Сказал ей. Безразлична. Прилегли на покрытую снегом крышу флигеля. Тихо. Морозно.
— Если полиция — будут голоса, стучать сапогами будут, — прошептала Анна.
Звеня копытами проскакала конница. Не окружают ли квартал? Снова тихо…
Наступает реакция.

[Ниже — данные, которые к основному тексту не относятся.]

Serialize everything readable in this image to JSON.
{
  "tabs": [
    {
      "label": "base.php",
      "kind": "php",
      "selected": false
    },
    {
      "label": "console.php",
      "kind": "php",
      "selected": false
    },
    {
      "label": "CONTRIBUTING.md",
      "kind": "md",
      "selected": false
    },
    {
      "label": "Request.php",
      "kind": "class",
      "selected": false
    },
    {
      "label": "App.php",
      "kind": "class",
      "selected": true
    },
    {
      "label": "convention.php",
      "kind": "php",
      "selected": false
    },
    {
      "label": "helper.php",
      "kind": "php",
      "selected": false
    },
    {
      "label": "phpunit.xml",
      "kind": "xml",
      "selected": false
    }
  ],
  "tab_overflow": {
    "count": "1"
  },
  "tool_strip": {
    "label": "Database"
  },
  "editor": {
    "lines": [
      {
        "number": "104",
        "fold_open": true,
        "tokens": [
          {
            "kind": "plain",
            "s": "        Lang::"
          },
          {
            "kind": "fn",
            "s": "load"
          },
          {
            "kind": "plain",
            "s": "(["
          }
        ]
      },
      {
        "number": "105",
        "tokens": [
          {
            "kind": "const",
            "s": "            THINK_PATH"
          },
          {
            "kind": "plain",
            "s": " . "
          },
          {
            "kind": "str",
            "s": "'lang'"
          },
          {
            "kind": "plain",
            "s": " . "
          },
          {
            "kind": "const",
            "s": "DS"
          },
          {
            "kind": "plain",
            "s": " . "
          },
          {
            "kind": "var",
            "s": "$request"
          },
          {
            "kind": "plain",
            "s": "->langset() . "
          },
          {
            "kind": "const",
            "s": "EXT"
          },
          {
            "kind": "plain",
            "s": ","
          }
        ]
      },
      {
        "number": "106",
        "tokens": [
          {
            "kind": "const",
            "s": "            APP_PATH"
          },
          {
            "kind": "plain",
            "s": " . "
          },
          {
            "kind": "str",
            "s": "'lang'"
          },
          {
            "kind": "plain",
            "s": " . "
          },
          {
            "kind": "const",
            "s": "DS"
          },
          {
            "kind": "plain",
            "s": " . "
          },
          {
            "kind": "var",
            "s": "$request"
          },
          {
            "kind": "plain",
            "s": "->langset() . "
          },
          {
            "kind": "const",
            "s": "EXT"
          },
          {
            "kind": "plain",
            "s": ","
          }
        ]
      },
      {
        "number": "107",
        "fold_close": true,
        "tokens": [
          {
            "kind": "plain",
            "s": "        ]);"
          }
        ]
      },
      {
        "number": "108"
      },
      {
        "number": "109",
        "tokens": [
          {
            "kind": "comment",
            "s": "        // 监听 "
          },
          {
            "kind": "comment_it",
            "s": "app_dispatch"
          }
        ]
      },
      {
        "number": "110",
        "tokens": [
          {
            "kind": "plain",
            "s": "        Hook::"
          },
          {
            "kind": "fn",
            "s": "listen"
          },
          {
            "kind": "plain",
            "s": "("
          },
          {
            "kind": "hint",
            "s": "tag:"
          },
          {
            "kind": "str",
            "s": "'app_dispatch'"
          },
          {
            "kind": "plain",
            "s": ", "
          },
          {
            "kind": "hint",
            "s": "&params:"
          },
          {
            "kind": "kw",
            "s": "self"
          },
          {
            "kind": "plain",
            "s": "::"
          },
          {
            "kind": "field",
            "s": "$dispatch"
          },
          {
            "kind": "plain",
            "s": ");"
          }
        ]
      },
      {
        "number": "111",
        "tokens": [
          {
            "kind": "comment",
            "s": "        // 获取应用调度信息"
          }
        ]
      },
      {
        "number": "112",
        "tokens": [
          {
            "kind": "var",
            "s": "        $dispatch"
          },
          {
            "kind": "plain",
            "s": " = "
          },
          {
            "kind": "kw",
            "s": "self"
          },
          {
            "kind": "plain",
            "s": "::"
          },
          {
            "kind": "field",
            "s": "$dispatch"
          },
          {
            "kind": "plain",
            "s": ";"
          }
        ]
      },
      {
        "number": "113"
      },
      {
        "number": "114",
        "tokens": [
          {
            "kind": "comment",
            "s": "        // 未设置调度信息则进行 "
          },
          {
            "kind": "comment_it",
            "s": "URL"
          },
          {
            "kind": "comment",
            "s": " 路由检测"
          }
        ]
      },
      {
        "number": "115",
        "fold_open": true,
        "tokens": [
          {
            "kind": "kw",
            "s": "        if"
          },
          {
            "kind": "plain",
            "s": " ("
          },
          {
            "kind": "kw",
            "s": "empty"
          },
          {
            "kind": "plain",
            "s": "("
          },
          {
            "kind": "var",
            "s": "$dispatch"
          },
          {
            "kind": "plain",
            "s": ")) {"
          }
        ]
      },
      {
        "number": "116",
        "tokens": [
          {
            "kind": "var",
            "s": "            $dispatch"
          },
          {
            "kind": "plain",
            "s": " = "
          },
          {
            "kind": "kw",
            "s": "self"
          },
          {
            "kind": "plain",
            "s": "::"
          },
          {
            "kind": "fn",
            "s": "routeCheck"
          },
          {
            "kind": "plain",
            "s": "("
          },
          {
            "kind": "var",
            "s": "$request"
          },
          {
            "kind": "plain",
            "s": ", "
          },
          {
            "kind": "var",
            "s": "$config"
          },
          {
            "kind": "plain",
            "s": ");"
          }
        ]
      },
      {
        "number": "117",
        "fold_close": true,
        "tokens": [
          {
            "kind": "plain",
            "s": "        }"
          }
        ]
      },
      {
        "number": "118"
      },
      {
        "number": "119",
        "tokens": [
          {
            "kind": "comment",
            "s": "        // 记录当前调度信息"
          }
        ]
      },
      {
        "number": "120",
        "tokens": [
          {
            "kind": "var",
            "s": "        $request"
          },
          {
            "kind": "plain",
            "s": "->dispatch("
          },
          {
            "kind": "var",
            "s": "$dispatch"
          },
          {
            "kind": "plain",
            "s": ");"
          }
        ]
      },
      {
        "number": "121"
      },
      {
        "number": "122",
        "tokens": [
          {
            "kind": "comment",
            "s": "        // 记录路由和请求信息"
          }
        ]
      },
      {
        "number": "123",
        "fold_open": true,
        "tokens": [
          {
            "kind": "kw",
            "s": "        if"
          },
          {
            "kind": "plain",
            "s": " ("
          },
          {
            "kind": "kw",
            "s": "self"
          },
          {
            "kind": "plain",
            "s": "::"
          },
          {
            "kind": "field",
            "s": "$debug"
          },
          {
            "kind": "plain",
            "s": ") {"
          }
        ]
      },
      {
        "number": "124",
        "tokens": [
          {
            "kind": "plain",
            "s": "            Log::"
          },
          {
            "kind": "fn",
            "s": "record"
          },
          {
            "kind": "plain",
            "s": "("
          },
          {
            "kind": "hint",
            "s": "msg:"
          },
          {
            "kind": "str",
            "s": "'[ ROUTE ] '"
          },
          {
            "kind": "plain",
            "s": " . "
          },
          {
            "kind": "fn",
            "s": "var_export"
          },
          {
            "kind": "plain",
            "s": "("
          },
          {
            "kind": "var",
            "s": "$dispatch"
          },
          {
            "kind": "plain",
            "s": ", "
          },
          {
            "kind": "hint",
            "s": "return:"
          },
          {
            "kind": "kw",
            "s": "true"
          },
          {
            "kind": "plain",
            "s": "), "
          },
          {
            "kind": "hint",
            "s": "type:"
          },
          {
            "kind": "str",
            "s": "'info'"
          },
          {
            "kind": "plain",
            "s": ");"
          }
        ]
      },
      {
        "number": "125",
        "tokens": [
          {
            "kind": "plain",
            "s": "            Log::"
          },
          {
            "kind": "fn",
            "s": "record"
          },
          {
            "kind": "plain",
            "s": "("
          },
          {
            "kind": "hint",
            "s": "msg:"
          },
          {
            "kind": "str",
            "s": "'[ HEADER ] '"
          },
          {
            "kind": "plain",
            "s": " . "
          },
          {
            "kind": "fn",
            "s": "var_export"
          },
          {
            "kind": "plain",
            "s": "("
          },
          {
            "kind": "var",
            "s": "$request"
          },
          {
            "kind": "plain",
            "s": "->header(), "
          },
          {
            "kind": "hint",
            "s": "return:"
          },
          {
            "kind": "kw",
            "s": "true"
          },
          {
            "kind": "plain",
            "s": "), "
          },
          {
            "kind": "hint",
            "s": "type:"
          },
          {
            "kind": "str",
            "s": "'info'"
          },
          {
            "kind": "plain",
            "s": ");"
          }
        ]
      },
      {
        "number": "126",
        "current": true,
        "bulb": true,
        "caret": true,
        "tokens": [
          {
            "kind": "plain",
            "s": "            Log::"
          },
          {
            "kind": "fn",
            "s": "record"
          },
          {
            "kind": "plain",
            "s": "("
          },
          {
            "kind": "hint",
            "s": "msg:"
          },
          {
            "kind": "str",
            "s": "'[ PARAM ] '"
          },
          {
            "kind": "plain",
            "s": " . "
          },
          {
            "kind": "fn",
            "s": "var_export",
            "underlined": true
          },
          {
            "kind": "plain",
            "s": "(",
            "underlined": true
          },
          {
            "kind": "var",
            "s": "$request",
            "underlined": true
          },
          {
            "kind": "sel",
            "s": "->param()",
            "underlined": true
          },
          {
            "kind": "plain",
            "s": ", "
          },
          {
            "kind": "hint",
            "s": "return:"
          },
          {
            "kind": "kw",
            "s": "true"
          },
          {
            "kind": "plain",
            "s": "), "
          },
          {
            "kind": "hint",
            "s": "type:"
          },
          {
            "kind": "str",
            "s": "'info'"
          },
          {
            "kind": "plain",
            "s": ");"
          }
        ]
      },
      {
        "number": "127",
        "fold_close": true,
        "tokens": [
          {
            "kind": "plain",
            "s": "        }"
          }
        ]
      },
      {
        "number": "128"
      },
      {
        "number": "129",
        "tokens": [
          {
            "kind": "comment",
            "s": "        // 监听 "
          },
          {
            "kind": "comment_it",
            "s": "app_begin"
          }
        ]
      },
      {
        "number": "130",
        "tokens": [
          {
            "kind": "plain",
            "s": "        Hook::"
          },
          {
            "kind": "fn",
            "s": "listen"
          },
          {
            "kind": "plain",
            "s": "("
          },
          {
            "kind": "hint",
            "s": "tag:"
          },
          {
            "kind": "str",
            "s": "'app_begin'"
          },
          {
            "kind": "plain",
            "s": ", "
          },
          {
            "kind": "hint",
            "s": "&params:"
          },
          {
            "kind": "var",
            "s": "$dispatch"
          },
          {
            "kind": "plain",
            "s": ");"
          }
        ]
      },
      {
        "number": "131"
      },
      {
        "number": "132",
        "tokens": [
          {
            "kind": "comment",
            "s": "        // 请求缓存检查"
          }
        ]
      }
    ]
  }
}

Здоровый организм не выносит долгого угнетенного состояния, пытается восстановить равновесие обратной реакцией, — неудержимо прорывается смех…
— А что если Георгий? — проговорила Анна. — Полиция бы бросилась во двор… Но Георгий… Почему не догадается, не выйдет?
Сели. Тихо хохочут. Закурили.
— Я побегу, узнаю.
Помог ей спуститься. Побежала. Илья курит. Ужасно стыдно.
Томительное ожидание. Шаги… Шарят… Тихий голос…
— Илья… иди домой.
Георгий. Какой стыд! Какая досада! Сполз. Пошел в дом. Как провинившийся мальчуган, которого собираются высечь.
Анна встречает. Серьезна.
— Я пробежала в дом не со двора, а через парадный ход, чтобы узнать не оцеплен ли дом, и за воротами — шпик.
Илья на Георгия набросился:
— Скотина, где тебя носило? Хорошо, что не могли перемахнуть в другой двор, а то глупостей бы сколько натворили. Слежка…
— Я же стучал тихо; стучал, стучал — надоело…
— Где был? Небось, у курсисток, у своей…
— А раньше… Чего перетрусили?
— Говорю — слежка. С минуты на минуту ожидаем ареста. Бежать некуда.
— А парадное на что?
— Попробуй — сейчас же сгребут: сам себя выдашь. А втроем бежать тем более наглядно. Но, может быть, ничего и не будет сегодня. Мало ли у нас тревог бывает — что же мы от своей тени бегать будем?
Одетые, настороже, прилегли вздремнуть. Потом в темноту комнаты набилась возбужденная толпа, громко стала шептаться. Приехали из Советской России две подпольницы, привезли корзины с литературой. С ними и взбалмошный курьер. У него много денег, револьверы. И Елена приехала. Собралась семейка в семеро душ. Близился рассвет. Чуть подождали — и ушли, пара за парой.